Das Unternehmen im Siegerland produzierte auch schon wiederholt direkt für die Israelis und lieferte ihnen zum Beispiel in den Jahren 2012 und 2013 Munition und verwandte Güter im Wert von insgesamt knapp 13 Millionen Euro.
Wenn nun die Emiratis Waffen aus Burbach im Krieg gegen die vom Iran unterstützten Huthi-Rebellen im Jemen einsetzen, dürfte das im Sinne der israelischen Regierung sein.

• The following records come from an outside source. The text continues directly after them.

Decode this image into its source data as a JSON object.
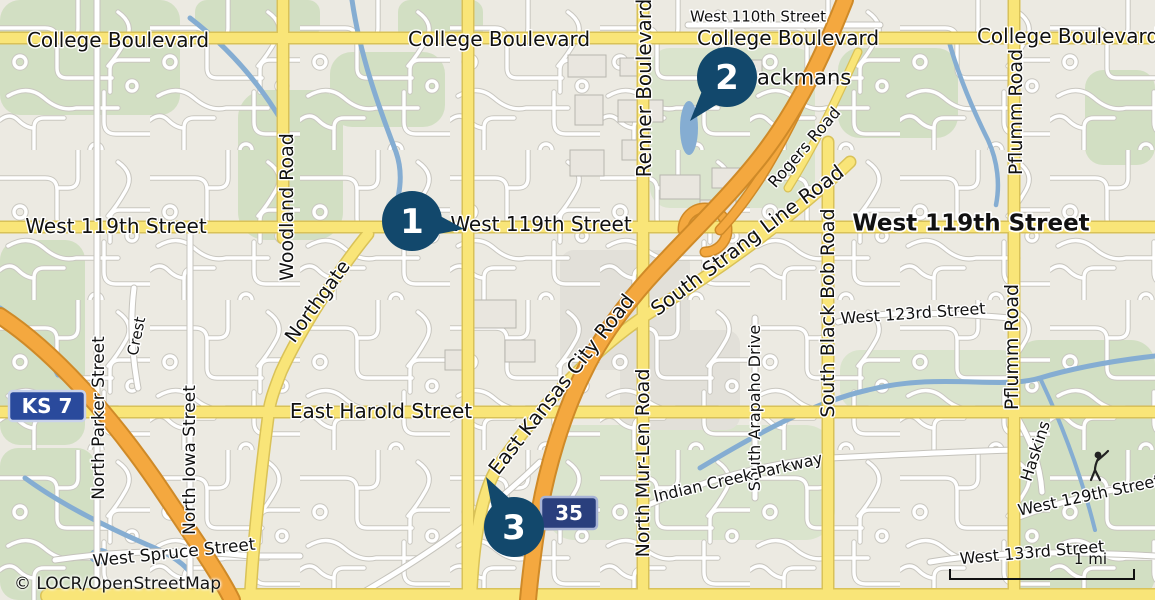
{
  "map": {
    "attribution": "© LOCR/OpenStreetMap",
    "scale": {
      "label": "1 mi"
    },
    "colors": {
      "marker": "#12486c",
      "major_road": "#f9e578",
      "highway": "#f4a83f",
      "water": "#85add2",
      "land": "#eceae2",
      "park": "#d2dfc3"
    },
    "markers": [
      {
        "name": "map-marker-1",
        "label": "1",
        "cx": 412,
        "cy": 221,
        "tipx": 464,
        "tipy": 229
      },
      {
        "name": "map-marker-2",
        "label": "2",
        "cx": 727,
        "cy": 77,
        "tipx": 690,
        "tipy": 121
      },
      {
        "name": "map-marker-3",
        "label": "3",
        "cx": 514,
        "cy": 527,
        "tipx": 486,
        "tipy": 477
      }
    ],
    "shields": [
      {
        "name": "ks7-shield",
        "label": "KS 7",
        "x": 9,
        "y": 391,
        "w": 76,
        "h": 30,
        "rx": 4,
        "fill": "#2a4a9c",
        "border": "#c9d2ea",
        "size": 20
      },
      {
        "name": "i35-shield",
        "label": "35",
        "x": 541,
        "y": 497,
        "w": 56,
        "h": 32,
        "rx": 4,
        "fill": "#2a3f7d",
        "border": "#a7b3d6",
        "size": 20
      }
    ],
    "street_labels": [
      {
        "name": "label-college-blvd-1",
        "text": "College Boulevard",
        "x": 118,
        "y": 40,
        "rot": 0,
        "size": 20
      },
      {
        "name": "label-college-blvd-2",
        "text": "College Boulevard",
        "x": 499,
        "y": 39,
        "rot": 0,
        "size": 20
      },
      {
        "name": "label-college-blvd-3",
        "text": "College Boulevard",
        "x": 788,
        "y": 38,
        "rot": 0,
        "size": 20
      },
      {
        "name": "label-college-blvd-4",
        "text": "College Boulevard",
        "x": 1068,
        "y": 36,
        "rot": 0,
        "size": 20
      },
      {
        "name": "label-west-110th-street",
        "text": "West 110th Street",
        "x": 758,
        "y": 16,
        "rot": 0,
        "size": 15
      },
      {
        "name": "label-blackmans",
        "text": "Blackmans",
        "x": 794,
        "y": 77,
        "rot": 0,
        "size": 21
      },
      {
        "name": "label-west-119th-street-1",
        "text": "West 119th Street",
        "x": 116,
        "y": 226,
        "rot": 0,
        "size": 20
      },
      {
        "name": "label-west-119th-street-2",
        "text": "West 119th Street",
        "x": 541,
        "y": 224,
        "rot": 0,
        "size": 20
      },
      {
        "name": "label-west-119th-street-3",
        "text": "West 119th Street",
        "x": 971,
        "y": 222,
        "rot": 0,
        "size": 23,
        "bold": true
      },
      {
        "name": "label-woodland-road",
        "text": "Woodland Road",
        "x": 286,
        "y": 207,
        "rot": -90,
        "size": 19
      },
      {
        "name": "label-renner-boulevard",
        "text": "Renner Boulevard",
        "x": 644,
        "y": 88,
        "rot": -90,
        "size": 20
      },
      {
        "name": "label-northgate",
        "text": "Northgate",
        "x": 317,
        "y": 301,
        "rot": -54,
        "size": 19
      },
      {
        "name": "label-rogers-road",
        "text": "Rogers Road",
        "x": 804,
        "y": 147,
        "rot": -49,
        "size": 16
      },
      {
        "name": "label-south-strang-line-road",
        "text": "South Strang Line Road",
        "x": 747,
        "y": 240,
        "rot": -37,
        "size": 20
      },
      {
        "name": "label-east-kansas-city-road",
        "text": "East Kansas City Road",
        "x": 561,
        "y": 384,
        "rot": -52,
        "size": 20
      },
      {
        "name": "label-north-mur-len-road",
        "text": "North Mur-Len Road",
        "x": 642,
        "y": 463,
        "rot": -90,
        "size": 19
      },
      {
        "name": "label-south-arapaho-drive",
        "text": "South Arapaho Drive",
        "x": 754,
        "y": 408,
        "rot": -90,
        "size": 16
      },
      {
        "name": "label-indian-creek-parkway",
        "text": "Indian Creek Parkway",
        "x": 738,
        "y": 477,
        "rot": -13,
        "size": 16
      },
      {
        "name": "label-east-harold-street",
        "text": "East Harold Street",
        "x": 381,
        "y": 411,
        "rot": 0,
        "size": 20
      },
      {
        "name": "label-west-123rd-street",
        "text": "West 123rd Street",
        "x": 913,
        "y": 313,
        "rot": -4,
        "size": 16
      },
      {
        "name": "label-south-black-bob-road",
        "text": "South Black Bob Road",
        "x": 827,
        "y": 313,
        "rot": -90,
        "size": 19
      },
      {
        "name": "label-pflumm-road-1",
        "text": "Pflumm Road",
        "x": 1015,
        "y": 112,
        "rot": -90,
        "size": 19
      },
      {
        "name": "label-pflumm-road-2",
        "text": "Pflumm Road",
        "x": 1011,
        "y": 347,
        "rot": -90,
        "size": 19
      },
      {
        "name": "label-crest",
        "text": "Crest",
        "x": 136,
        "y": 336,
        "rot": -78,
        "size": 15
      },
      {
        "name": "label-north-parker-street",
        "text": "North Parker Street",
        "x": 98,
        "y": 418,
        "rot": -90,
        "size": 17
      },
      {
        "name": "label-north-iowa-street",
        "text": "North Iowa Street",
        "x": 189,
        "y": 460,
        "rot": -90,
        "size": 17
      },
      {
        "name": "label-west-spruce-street",
        "text": "West Spruce Street",
        "x": 174,
        "y": 552,
        "rot": -6,
        "size": 17
      },
      {
        "name": "label-haskins",
        "text": "Haskins",
        "x": 1035,
        "y": 451,
        "rot": -72,
        "size": 16
      },
      {
        "name": "label-west-129th-street",
        "text": "West 129th Street",
        "x": 1089,
        "y": 495,
        "rot": -12,
        "size": 16
      },
      {
        "name": "label-west-133rd-street",
        "text": "West 133rd Street",
        "x": 1032,
        "y": 552,
        "rot": -5,
        "size": 16
      }
    ]
  }
}
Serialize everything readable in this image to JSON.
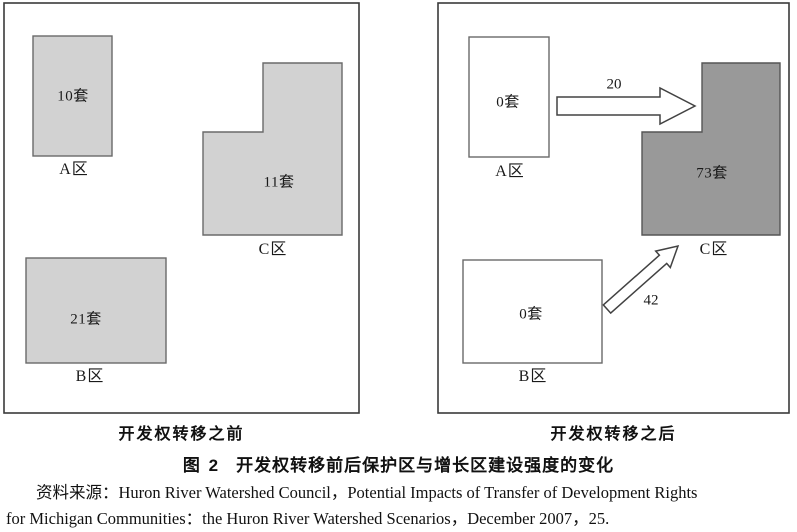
{
  "panels": {
    "before": {
      "caption": "开发权转移之前",
      "zones": {
        "a": {
          "units": "10套",
          "label": "A区"
        },
        "b": {
          "units": "21套",
          "label": "B区"
        },
        "c": {
          "units": "11套",
          "label": "C区"
        }
      }
    },
    "after": {
      "caption": "开发权转移之后",
      "zones": {
        "a": {
          "units": "0套",
          "label": "A区"
        },
        "b": {
          "units": "0套",
          "label": "B区"
        },
        "c": {
          "units": "73套",
          "label": "C区"
        }
      },
      "transfers": {
        "a_to_c": "20",
        "b_to_c": "42"
      }
    }
  },
  "caption": {
    "figure_label": "图 2",
    "title": "开发权转移前后保护区与增长区建设强度的变化"
  },
  "source": {
    "line1": "资料来源：Huron River Watershed Council，Potential Impacts of Transfer of Development Rights",
    "line2": "for Michigan Communities：the Huron River Watershed Scenarios，December 2007，25."
  },
  "colors": {
    "light_fill": "#d2d2d2",
    "dark_fill": "#999999",
    "white_fill": "#ffffff",
    "shape_stroke": "#6a6a6a",
    "arrow_stroke": "#424242",
    "panel_border": "#3a3a3a"
  }
}
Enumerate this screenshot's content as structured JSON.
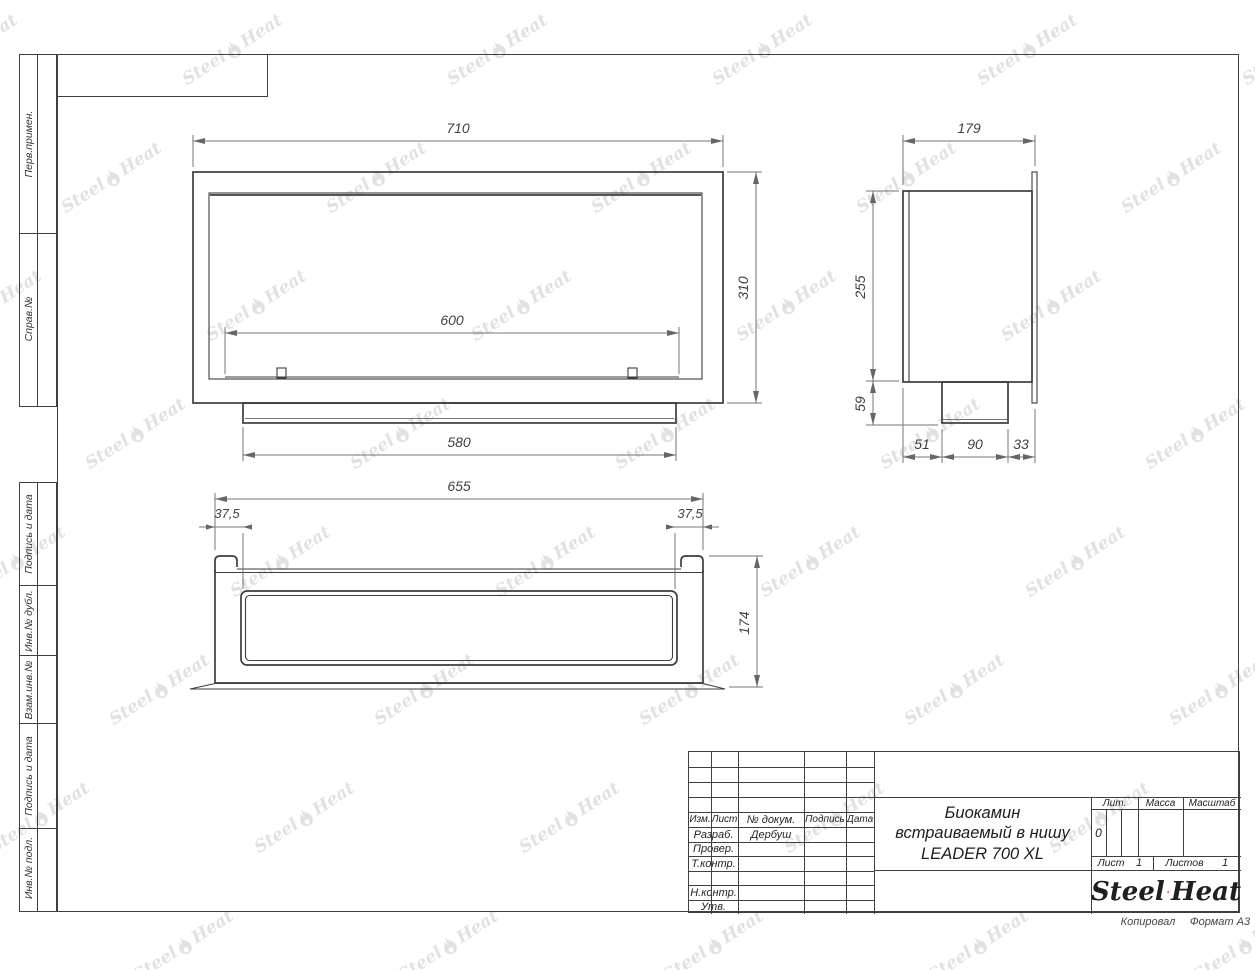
{
  "page": {
    "copied_label": "Копировал",
    "format_label": "Формат A3"
  },
  "watermark": {
    "steel": "Steel",
    "heat": "Heat"
  },
  "left_strip": {
    "labels": [
      "Перв.примен.",
      "Справ.№",
      "Подпись и дата",
      "Инв.№ дубл.",
      "Взам.инв.№",
      "Подпись и дата",
      "Инв.№ подл."
    ]
  },
  "views": {
    "front": {
      "width": "710",
      "height": "310",
      "opening_width": "600",
      "tray_width": "580"
    },
    "side": {
      "depth": "179",
      "height": "255",
      "burner_depth": "59",
      "bottom_left": "51",
      "bottom_center": "90",
      "bottom_right": "33"
    },
    "top": {
      "width": "655",
      "inset_left": "37,5",
      "inset_right": "37,5",
      "depth": "174"
    }
  },
  "title_block": {
    "header": {
      "izm": "Изм.",
      "list": "Лист",
      "doc": "№ докум.",
      "sign": "Подпись",
      "date": "Дата"
    },
    "rows": [
      {
        "label": "Разраб.",
        "value": "Дербуш"
      },
      {
        "label": "Провер.",
        "value": ""
      },
      {
        "label": "Т.контр.",
        "value": ""
      },
      {
        "label": "",
        "value": ""
      },
      {
        "label": "Н.контр.",
        "value": ""
      },
      {
        "label": "Утв.",
        "value": ""
      }
    ],
    "title_lines": [
      "Биокамин",
      "встраиваемый в нишу",
      "LEADER 700 XL"
    ],
    "lit": {
      "label": "Лит.",
      "value": "0"
    },
    "massa_label": "Масса",
    "masshtab_label": "Масштаб",
    "sheet": {
      "list_label": "Лист",
      "list_value": "1",
      "listov_label": "Листов",
      "listov_value": "1"
    },
    "logo": {
      "steel": "Steel",
      "heat": "Heat"
    }
  },
  "colors": {
    "object_line": "#3d3d3d",
    "dim_line": "#757575",
    "dim_text": "#3f3f3f",
    "watermark": "#dfe1e4",
    "flame_red": "#e8251d",
    "logo_text": "#1f1f1f"
  }
}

Der Iran gilt ihnen wie den Arabern am Golf als Todfeind Nummer eins.
Bundeswirtschaftsministerium bleibt bei Darstellung
Aber die Frage bleibt, ob die Emiratis damit die deutschen Endverbleibsbestimmungen eingehalten haben. "Die politische Verantwortung für derartige Exporte" liege "allein bei der Bundesregierung", versicherte ein Sprecher der Firma aus dem Siegerland.
Sevim Dagdelen, Vize-Chefin der Fraktion der Linken im Bundestag, findet, es sei "höchste Zeit, dass die Bundesregierung sich ihrer Verantwortung stellt" und einen "dauerhaften Stopp" für Waffenexporte an Saudi-Arabien und die Vereinigten Arabischen Emirate verhängt.
Doch bisher scheinen sich Bundeswirtschaftsministerium wie Auswärtiges Amt weigern zu wollen, vom Recherchebündnis #GermanArms aufgedeckte Sichtungen deutscher Waffentechnik im Jemen und am Horn von Afrika überhaupt ernsthaft zur Kenntnis zu nehmen.
Eine Sprecherin von Bundeswirtschaftsminister Peter Altmaier (CDU) beharrte jedenfalls auch nach Veröffentlichung der ersten Berichte von #GermanArms am Mittwoch auf der Linie, die ihr Minister schon vorher verkündet hatte: Dass der Behörde angeblich "keine Erkenntnisse darüber vorliegen, dass solche deutschen Waffen im Jemen sind".
Probleme einfach zu ignorieren, in der Hoffnung, dass sie dann verschwinden – das ist eher eine Strategie mit Risiken, im Krieg wie im Frieden.